Status & Confirmation Messages
Before
[No confirmation after Clock In]
After tapping Clock In, no acknowledgment. Did it register? Should I tap again? Silence creates re-taps and anxiety.
After
You're clocked in. Have a great day, Rohan.
Confirms the action, uses the user's name, adds warmth. Eliminates the “did it register?” doubt completely.
Before
[No orientation on salary screen load]
Users landed on a dense data screen with zero orientation — no greeting, no summary, no sense of context.
After
Here's your summary for July 2023.
One sentence. Costs nothing in space. Removes the “where am I?” cognitive tax on every page load.
08
System Thinking
Tool → Assistant

System Framing

The work wasn't about individual screens. It was about what the system says when users arrive.

Four shifts in how the product communicates — not what it shows, but how it speaks.

Before
Tool
After
Assistant
The app processed tasks silently. Now it guides users through them — explaining what's happening and what comes next before they have to ask.
Before
Data
After
Meaning
Numbers existed on screen. Now they are interpreted — grouped, labelled, contextualised so users understand without needing to calculate.
Before
Interface
After
Guidance
Screens presented options at equal weight. Now they sequence users through priorities — what matters first, what to do next, and why.
Before
Silence
After
Confirmation
Actions completed without acknowledgment. Now every meaningful action gets a response — building trust one interaction at a time.
09
Impact
Honest outcomes

Impact

No fabricated metrics. Real qualitative outcomes.

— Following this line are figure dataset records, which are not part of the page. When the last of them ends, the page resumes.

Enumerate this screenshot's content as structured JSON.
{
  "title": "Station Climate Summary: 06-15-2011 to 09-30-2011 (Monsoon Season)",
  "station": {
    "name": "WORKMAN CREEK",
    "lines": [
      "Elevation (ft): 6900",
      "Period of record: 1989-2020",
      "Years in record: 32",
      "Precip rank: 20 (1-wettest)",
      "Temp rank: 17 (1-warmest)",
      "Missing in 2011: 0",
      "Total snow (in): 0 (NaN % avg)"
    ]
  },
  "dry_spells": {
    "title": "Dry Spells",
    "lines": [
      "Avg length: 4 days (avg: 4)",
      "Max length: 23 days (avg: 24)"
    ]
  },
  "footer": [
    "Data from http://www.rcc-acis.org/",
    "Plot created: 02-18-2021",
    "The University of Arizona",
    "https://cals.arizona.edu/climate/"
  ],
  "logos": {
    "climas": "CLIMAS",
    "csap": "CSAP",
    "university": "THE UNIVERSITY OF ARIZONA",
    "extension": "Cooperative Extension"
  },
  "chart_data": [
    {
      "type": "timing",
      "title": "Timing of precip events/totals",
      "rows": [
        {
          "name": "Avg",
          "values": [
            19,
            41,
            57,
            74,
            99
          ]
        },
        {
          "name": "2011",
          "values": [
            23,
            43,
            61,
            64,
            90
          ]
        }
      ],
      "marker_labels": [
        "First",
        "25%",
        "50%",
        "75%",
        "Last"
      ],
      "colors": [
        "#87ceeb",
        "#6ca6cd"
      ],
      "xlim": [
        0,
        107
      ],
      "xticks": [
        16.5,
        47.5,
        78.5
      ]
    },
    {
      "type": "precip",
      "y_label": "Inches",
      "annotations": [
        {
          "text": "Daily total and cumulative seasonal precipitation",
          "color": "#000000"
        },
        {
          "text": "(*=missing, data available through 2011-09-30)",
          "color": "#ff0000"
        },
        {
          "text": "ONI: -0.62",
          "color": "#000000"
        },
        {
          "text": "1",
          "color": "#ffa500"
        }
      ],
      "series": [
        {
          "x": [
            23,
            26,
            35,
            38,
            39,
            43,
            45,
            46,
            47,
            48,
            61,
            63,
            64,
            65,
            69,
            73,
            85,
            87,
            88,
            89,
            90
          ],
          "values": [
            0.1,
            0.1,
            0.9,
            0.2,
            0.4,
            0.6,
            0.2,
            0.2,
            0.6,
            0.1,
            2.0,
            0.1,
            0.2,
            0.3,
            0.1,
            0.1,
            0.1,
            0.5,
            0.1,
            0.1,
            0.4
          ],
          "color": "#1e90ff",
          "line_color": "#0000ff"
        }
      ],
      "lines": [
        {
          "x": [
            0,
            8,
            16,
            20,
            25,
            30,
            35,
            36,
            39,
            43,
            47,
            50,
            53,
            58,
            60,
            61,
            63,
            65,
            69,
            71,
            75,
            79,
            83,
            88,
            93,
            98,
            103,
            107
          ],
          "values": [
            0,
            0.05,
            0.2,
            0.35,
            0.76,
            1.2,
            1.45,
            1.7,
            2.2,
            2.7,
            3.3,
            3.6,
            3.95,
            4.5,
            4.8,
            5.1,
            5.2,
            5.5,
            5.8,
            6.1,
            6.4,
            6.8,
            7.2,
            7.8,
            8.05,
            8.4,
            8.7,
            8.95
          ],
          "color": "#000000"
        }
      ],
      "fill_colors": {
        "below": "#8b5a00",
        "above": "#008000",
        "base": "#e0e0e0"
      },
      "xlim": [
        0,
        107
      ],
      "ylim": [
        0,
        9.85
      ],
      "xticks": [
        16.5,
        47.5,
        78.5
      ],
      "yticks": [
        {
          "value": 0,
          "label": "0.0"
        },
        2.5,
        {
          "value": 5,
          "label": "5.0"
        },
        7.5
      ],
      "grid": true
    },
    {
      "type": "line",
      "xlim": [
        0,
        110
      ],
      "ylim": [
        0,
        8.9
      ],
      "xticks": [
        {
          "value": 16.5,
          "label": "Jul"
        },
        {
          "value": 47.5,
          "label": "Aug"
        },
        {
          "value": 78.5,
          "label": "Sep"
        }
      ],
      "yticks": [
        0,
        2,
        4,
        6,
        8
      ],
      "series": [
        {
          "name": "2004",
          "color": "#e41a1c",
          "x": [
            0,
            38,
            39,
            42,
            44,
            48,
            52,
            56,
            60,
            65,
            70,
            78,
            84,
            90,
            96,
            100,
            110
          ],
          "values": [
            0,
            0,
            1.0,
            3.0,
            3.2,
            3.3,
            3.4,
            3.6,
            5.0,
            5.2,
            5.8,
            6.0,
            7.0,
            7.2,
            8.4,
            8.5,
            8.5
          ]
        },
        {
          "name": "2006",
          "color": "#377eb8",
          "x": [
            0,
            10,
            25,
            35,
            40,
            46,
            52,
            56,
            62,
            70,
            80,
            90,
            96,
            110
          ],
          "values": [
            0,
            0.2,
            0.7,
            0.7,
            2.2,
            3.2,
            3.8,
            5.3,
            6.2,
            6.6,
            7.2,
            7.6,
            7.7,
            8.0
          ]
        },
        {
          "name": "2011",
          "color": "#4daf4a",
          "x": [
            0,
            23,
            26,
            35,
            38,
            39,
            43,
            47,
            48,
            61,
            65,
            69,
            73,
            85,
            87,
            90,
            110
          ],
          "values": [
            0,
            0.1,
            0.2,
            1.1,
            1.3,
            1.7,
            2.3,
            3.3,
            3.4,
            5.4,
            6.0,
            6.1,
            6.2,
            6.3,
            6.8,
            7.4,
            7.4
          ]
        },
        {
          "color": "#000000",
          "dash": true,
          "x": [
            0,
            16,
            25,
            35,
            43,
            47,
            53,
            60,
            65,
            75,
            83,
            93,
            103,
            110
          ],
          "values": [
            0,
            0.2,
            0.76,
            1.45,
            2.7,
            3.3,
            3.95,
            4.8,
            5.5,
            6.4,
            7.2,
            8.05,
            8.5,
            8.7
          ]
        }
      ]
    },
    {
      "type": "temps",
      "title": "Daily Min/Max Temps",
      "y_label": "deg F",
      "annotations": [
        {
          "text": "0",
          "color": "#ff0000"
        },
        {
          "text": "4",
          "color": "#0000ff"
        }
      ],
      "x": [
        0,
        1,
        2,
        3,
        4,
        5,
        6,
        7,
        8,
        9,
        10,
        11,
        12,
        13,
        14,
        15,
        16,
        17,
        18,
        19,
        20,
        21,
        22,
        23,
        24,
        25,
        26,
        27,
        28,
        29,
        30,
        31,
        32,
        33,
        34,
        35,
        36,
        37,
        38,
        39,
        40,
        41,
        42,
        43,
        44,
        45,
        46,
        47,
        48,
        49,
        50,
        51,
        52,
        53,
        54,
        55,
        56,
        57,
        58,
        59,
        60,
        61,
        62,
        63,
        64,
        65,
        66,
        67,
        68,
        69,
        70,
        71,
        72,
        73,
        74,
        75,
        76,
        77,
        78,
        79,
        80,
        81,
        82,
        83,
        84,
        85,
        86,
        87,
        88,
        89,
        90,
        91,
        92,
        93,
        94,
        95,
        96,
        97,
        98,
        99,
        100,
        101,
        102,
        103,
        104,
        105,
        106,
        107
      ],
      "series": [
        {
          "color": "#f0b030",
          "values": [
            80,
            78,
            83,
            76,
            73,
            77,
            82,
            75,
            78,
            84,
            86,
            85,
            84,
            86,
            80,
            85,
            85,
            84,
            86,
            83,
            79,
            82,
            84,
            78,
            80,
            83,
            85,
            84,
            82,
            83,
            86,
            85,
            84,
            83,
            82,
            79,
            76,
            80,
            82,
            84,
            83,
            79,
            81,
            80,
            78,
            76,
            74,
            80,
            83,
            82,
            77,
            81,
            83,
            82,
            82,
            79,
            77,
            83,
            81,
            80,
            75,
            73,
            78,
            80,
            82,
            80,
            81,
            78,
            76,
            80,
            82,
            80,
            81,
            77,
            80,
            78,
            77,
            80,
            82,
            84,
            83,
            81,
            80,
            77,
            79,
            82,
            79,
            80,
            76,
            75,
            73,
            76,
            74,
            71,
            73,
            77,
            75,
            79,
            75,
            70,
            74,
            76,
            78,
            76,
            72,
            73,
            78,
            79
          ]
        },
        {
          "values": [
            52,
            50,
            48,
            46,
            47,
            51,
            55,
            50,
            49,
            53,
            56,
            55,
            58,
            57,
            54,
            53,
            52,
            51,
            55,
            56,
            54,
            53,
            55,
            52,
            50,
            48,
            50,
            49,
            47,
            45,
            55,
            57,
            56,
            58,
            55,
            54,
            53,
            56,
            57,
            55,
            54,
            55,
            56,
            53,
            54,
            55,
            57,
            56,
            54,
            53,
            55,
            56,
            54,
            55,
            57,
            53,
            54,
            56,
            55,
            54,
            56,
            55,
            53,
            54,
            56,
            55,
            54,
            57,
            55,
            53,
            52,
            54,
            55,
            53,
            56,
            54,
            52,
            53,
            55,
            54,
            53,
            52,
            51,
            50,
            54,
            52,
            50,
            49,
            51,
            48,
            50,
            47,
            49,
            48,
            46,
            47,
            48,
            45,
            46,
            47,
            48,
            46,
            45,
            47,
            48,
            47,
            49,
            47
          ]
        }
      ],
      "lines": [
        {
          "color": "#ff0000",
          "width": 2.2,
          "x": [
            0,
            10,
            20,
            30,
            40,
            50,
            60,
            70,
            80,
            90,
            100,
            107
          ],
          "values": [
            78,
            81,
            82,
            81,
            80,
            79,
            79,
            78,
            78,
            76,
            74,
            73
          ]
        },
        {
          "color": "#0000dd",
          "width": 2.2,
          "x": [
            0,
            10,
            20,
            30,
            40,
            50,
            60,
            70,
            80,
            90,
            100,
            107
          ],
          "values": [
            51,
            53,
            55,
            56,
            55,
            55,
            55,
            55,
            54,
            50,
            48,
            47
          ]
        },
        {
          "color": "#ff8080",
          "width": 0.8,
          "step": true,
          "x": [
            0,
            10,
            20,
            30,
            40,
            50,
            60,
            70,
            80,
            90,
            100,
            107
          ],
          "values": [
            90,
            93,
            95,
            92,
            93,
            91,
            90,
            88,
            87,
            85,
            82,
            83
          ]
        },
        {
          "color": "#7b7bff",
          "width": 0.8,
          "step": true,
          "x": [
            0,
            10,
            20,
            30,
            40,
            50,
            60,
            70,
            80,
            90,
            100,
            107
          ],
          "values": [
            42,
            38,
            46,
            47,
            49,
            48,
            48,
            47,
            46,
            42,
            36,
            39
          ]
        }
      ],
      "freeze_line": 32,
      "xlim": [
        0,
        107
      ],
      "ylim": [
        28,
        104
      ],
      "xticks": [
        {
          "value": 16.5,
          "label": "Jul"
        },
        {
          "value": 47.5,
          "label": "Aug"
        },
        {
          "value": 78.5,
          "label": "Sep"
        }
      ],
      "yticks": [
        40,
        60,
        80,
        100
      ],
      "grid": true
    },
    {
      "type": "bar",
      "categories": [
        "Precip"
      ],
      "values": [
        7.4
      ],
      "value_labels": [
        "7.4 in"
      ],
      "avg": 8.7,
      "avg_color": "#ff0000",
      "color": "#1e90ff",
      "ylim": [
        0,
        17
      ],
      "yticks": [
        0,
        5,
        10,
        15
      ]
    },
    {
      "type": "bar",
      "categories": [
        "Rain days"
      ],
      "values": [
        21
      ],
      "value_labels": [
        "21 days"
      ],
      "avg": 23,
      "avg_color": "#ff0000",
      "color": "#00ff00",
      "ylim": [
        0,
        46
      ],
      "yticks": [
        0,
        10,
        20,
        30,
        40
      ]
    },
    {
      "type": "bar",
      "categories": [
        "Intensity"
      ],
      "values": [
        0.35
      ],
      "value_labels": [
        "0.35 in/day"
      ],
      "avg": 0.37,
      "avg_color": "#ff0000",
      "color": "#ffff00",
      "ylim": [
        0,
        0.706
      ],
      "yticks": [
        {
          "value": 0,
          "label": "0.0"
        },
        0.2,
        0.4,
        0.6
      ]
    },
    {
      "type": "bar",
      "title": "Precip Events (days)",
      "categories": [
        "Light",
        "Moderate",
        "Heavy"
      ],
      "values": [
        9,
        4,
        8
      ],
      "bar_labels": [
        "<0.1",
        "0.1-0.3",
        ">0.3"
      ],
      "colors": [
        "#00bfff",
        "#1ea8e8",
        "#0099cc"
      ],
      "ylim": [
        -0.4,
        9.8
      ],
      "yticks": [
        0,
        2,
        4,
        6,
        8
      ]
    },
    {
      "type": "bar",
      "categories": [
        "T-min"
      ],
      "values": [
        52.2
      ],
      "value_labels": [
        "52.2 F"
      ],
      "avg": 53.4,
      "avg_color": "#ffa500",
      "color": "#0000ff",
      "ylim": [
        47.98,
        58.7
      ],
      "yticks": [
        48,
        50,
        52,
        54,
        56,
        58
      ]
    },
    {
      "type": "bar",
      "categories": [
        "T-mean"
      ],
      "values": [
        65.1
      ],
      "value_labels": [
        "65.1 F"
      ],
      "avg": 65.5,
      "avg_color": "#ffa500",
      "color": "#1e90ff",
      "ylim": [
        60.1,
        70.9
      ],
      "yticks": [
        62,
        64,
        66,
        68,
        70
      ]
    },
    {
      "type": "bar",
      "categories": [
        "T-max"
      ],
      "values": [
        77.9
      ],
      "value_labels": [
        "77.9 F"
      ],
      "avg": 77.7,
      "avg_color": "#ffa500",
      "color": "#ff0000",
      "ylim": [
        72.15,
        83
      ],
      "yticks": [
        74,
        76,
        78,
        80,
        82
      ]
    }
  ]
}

This was a UX writing and critique engagement. Impact is measured in clarity — not dashboard numbers.

01
Reduced Salary Ambiguity
The #1 user complaint addressed by removing the chart, surfacing the ₹32,000 net pay, and creating a readable linear breakdown. Users get the answer without arithmetic.
02
Clearer Action Paths
Every CTA now tells users what happens next — not just that something will happen. Reduced hesitation, re-reading, and flow abandonment.
03
Safer Navigation
Menu restructure separated destructive system actions from daily navigation. Users can explore the app without fear of accidentally clearing their attendance data.
Scope note: This case study documents UX writing improvements and proposed UX enhancements completed during a two-month engagement. Not all changes were implemented in the live product. The annotated screens show problems identified on the actual product; the redesign mockups show the solutions proposed. UX critique and writing proposals are contributions regardless of implementation status — the thinking is the work.
10
Key Takeaway
What this project taught

10 — Key Takeaway

UX writing is not about making interfaces sound better. It is about making systems understandable.

HR365 had all the features. The salary data was accurate. Attendance tracking worked. The app didn't fail because it was broken — it failed because it assumed users could interpret raw output without guidance. The intervention wasn't cosmetic. It was structural: every label, CTA, section title, and status message is a decision about how much cognitive work users have to carry. This project was about putting that weight back on the system, where it belongs.

A note on working with imperfect products:
Negative reviews reflect the product experience — not the UX writer's contribution. Real UX work happens inside products with real constraints, partial buy-in, and incomplete implementation. The value of this case study is not the app's rating. It is the thinking that went into diagnosing what was wrong and proposing what could be better. That thinking transfers to any product, any team, any stage.